OmniaSubSole

Perfectionism vs. Quality

This was scheduled to post to you on Friday as part of the Love Art, Happy Life inspired series, however, I procrastinated due to sheer exhaustion.  The lesson for last week was on ‘perfectionism’ and its role as a barrier to creativity and progress.  If that isn’t the truth.

A couple of weeks ago, inspired by Scott Norris Photography, I planned to post to Instagram daily.  For those of you who follow or noticed.  I failed.  This was for a couple of reasons:  my idea to use an alarm to post didn’t work as planned as I was in the middle of something every time it went off, I kept ending up trying to find something to take a picture of before I went to bed each night and the quality sucked, and then I just plain forgot once I ended the alarm idea after it went off in a meeting and embarrassed the hell out of me.

I used to be paralyzed by perfectionism, and it is still something I struggle with, ask my employees.  I do have rigorous standards, but it is because when someone falls through the cracks in my line of work, you may have lost the chance to help.  I don’t require perfection, but I do require quality.  And this is where my work and my art meet.

I was in a cafe the other day as a peer told me I must try ‘bubble tea’ as an exercise in sensory experience.  While waiting for my tea, I noted some art on the walls for sale.  I was kind of frustrated at that point as some of it was very good, but some of the other pieces were not.  They looked like a single layer of paint on a cheap canvas.

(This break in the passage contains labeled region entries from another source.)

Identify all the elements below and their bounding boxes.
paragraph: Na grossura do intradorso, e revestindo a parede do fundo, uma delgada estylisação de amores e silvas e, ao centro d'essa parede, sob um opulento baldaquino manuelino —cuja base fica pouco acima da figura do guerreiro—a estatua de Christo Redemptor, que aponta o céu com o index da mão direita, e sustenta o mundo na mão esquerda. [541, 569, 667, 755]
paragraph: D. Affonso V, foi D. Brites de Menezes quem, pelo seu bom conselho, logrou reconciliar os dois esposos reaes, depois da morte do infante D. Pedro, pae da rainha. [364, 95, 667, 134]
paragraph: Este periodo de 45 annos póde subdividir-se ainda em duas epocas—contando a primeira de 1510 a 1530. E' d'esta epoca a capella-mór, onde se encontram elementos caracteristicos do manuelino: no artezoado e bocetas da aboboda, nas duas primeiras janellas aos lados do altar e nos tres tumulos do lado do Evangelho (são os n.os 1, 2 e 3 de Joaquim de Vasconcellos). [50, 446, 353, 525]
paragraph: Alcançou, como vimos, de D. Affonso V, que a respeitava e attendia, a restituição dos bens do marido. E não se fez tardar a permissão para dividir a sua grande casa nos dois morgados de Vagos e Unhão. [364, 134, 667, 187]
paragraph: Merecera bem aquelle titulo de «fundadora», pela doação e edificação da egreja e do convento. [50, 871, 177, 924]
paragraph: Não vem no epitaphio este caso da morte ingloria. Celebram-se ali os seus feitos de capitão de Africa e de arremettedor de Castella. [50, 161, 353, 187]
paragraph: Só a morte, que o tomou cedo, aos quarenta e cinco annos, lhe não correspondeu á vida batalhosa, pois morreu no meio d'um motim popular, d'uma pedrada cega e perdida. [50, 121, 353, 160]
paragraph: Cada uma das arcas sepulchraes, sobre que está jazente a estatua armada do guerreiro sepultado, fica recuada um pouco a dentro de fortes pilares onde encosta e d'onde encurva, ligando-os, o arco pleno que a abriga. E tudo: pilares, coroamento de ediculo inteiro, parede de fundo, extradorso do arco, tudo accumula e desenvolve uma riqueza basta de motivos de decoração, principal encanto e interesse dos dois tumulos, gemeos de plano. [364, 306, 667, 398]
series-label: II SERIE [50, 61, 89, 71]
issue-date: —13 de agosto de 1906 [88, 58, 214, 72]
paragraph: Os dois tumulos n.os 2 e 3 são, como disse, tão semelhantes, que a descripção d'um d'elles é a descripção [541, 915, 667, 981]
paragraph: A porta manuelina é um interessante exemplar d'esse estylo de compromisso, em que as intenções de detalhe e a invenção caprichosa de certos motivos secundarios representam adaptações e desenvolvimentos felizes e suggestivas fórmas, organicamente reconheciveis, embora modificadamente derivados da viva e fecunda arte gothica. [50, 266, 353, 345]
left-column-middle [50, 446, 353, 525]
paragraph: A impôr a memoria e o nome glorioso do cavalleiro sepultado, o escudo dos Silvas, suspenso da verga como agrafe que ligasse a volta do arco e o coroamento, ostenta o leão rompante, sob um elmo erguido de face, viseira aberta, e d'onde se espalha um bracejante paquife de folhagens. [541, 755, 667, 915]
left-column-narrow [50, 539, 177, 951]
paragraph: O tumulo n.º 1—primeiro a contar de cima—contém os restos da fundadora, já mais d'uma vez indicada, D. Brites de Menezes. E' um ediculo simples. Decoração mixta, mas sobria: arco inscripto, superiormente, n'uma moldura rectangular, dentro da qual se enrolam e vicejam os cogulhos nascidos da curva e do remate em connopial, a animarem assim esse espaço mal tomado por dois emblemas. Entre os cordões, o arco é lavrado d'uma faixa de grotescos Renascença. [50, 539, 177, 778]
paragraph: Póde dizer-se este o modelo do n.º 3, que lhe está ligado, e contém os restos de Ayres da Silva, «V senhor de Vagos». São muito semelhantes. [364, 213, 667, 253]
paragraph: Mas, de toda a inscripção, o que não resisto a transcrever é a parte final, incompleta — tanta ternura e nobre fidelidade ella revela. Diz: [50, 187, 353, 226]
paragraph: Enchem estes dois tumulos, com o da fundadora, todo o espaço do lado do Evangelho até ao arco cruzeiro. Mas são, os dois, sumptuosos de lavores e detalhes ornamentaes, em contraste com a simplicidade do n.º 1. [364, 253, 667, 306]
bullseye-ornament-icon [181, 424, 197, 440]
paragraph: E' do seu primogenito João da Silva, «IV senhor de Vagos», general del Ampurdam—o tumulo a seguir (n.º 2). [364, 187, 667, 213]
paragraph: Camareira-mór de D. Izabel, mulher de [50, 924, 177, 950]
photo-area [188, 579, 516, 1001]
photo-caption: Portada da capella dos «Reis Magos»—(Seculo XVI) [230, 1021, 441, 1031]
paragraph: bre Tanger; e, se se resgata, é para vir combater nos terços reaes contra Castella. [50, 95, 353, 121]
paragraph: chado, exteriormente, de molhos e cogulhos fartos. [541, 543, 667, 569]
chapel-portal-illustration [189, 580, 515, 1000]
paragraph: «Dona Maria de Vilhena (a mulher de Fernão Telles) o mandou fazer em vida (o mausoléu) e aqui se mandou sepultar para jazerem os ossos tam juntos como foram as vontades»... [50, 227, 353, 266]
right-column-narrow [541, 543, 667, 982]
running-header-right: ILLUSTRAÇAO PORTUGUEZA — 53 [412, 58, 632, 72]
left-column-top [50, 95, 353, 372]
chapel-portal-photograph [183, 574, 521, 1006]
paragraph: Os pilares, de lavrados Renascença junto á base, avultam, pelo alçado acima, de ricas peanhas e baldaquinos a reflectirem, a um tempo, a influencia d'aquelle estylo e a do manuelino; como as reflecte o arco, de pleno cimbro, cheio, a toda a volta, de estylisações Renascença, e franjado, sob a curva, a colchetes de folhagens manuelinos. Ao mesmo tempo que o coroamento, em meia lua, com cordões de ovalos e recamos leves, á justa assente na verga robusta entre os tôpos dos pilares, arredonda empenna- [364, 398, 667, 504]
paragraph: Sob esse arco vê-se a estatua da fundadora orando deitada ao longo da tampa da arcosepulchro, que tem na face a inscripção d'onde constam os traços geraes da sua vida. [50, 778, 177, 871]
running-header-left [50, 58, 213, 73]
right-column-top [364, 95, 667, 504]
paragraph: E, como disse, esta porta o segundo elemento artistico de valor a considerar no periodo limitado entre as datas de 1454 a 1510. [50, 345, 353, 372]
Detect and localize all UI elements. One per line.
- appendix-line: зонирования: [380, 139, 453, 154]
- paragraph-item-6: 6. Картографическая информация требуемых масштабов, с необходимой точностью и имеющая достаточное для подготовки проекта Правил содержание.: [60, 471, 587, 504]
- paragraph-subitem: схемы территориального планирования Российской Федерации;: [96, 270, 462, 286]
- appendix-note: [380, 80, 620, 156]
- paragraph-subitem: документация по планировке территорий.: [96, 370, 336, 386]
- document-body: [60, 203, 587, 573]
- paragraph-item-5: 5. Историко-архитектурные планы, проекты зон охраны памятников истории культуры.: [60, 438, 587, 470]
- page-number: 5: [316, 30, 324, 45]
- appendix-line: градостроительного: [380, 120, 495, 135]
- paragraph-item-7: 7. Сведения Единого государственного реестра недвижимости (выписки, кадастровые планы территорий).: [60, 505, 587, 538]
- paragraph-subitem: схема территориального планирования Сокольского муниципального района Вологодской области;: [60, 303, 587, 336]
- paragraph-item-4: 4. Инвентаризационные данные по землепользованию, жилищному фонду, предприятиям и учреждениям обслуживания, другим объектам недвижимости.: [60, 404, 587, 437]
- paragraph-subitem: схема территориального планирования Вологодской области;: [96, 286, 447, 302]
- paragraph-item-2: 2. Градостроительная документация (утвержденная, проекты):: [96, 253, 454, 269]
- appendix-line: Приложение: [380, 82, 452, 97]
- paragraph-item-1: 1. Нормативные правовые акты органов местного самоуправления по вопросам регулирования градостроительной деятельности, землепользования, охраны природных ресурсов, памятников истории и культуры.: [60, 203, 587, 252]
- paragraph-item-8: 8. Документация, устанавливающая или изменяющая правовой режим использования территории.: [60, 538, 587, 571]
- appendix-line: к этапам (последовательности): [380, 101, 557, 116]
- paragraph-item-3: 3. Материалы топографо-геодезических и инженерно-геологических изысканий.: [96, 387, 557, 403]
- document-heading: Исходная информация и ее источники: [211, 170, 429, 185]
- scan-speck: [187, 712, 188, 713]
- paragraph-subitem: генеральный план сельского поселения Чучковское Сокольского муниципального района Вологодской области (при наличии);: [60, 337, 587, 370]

The artist was clearly prolific, but traded completion for quality.  That might be a great exercise to get you out of a funk or to practice nixing your perfectionism, however, those are not what you put out to the world.  I have lots of canvases that have been painted and repainted and repainted until I find something I love.

I am behind on my one painting a week schedule, but I am not worried.  I feel that the pieces I am producing are of quality and if I don’t have as many for the art show, well, then I don’t have as many.

Art isn’t something that should be rushed, but it is always something that should be done.  Find your balance.